Second, this may be an event that finally marks the end of an era of damaging and irrelevant debate and denial over the fundamental validity of the underpinning science. The science has been very clear for a long time that persistence with high levels of CO2 and other GHG emissions is an unacceptable risk to the future of humanity. But we are now seeing, perhaps, the collapse of continuing political resistance to these inconvenient realities. That is not to say that further understanding of our climate systems may not throw up some further nasty surprises, or more positively hitherto undetected effects that go some way to mitigating the worst outcomes. But the basic features of the climate risks we are running are now an established, and essential, part of any serious policy debate. And the upward statistical trend lines on global temperature are starting to look remarkably stable. Despite a weakening el Nino, July 2016 set a new record for the highest global temperatures on record.

Third, the challenge of actually meeting the ambitions of Paris remain huge, both in the context of individual national economies and in terms of reaching binding international agreements. At some point we can expect a resumption of debates about historic responsibilities, collective or national, and more hard bargaining over who is going to meet the costs either of mitigation or of adaptation to a warming world.

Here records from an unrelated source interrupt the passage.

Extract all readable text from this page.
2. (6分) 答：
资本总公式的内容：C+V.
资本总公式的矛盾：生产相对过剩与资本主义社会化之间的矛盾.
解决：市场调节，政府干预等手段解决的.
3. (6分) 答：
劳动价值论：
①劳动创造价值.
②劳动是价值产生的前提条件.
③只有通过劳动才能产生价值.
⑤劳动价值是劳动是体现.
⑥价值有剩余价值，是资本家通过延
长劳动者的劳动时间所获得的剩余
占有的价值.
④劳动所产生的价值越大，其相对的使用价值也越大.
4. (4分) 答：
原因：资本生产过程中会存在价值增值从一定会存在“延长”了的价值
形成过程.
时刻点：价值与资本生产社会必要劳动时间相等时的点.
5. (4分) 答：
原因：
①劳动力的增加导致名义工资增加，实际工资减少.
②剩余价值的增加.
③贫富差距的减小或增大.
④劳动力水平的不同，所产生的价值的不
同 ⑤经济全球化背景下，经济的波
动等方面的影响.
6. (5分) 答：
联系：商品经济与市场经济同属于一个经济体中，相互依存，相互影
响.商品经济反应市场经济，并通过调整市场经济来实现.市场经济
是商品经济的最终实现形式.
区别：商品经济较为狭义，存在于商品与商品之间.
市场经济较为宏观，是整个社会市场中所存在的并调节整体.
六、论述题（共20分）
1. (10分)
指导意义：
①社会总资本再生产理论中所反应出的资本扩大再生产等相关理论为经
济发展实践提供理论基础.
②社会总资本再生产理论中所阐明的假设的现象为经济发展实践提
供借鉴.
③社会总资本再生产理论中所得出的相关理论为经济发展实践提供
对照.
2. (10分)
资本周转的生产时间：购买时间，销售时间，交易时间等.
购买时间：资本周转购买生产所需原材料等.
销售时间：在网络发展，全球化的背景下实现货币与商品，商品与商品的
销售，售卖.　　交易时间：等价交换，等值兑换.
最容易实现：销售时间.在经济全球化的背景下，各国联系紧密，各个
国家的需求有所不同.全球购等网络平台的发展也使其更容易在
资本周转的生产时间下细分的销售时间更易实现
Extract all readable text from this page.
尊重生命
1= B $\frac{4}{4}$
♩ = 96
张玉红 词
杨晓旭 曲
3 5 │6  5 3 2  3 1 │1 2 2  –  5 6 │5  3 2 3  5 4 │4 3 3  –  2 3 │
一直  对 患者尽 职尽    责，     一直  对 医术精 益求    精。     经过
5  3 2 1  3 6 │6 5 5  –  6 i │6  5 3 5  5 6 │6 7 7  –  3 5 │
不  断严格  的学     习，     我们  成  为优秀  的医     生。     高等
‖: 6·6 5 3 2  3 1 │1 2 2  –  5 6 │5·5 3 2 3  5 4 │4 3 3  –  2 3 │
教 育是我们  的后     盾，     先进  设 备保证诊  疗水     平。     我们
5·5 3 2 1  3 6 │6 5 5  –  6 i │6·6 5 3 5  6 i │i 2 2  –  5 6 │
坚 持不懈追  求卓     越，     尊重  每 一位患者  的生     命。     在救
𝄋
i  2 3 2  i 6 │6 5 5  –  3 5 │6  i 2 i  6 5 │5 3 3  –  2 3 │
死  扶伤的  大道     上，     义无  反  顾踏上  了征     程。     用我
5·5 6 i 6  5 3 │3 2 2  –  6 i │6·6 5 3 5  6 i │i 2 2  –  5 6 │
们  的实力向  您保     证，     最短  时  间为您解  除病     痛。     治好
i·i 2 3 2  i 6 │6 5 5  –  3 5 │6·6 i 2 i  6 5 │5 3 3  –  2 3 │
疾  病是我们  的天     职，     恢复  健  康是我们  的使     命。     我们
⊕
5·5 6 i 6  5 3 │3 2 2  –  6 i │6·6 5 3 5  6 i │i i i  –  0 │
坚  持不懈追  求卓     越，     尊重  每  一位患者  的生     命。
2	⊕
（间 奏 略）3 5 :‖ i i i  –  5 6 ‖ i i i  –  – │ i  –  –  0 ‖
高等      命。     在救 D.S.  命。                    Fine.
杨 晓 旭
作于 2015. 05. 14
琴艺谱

Finally, and turning to some of the specific issues for the UK, it seems unlikely that that the UK’s commitment to emissions reductions will be reduced by its prospective exit from the EU.  There will be some interesting questions to address, including how the UK motor industry seeks to influence patterns of regulation and technology choice for a low carbon road transport sector in the EU. There will also be the question of continuing membership of the emissions trading scheme, and indeed the future of that scheme within the remaining EU. But some of the more important impacts may well be felt through changes in the tone of domestic economic policy within the UK. The abandonment of austerity targets is likely to change the political and economic climate for infrastructure development, with more willingness to engage in lower cost of capital public borrowing to support investment, and policies that are more friendly towards the UK’s industrial heartlands and the “left behind” voters and regions who swung the vote towards Leave. Exactly how all this will play out remains uncertain, but there is no doubt that energy policy is now being framed against some very different policy priorities, both economically and politically.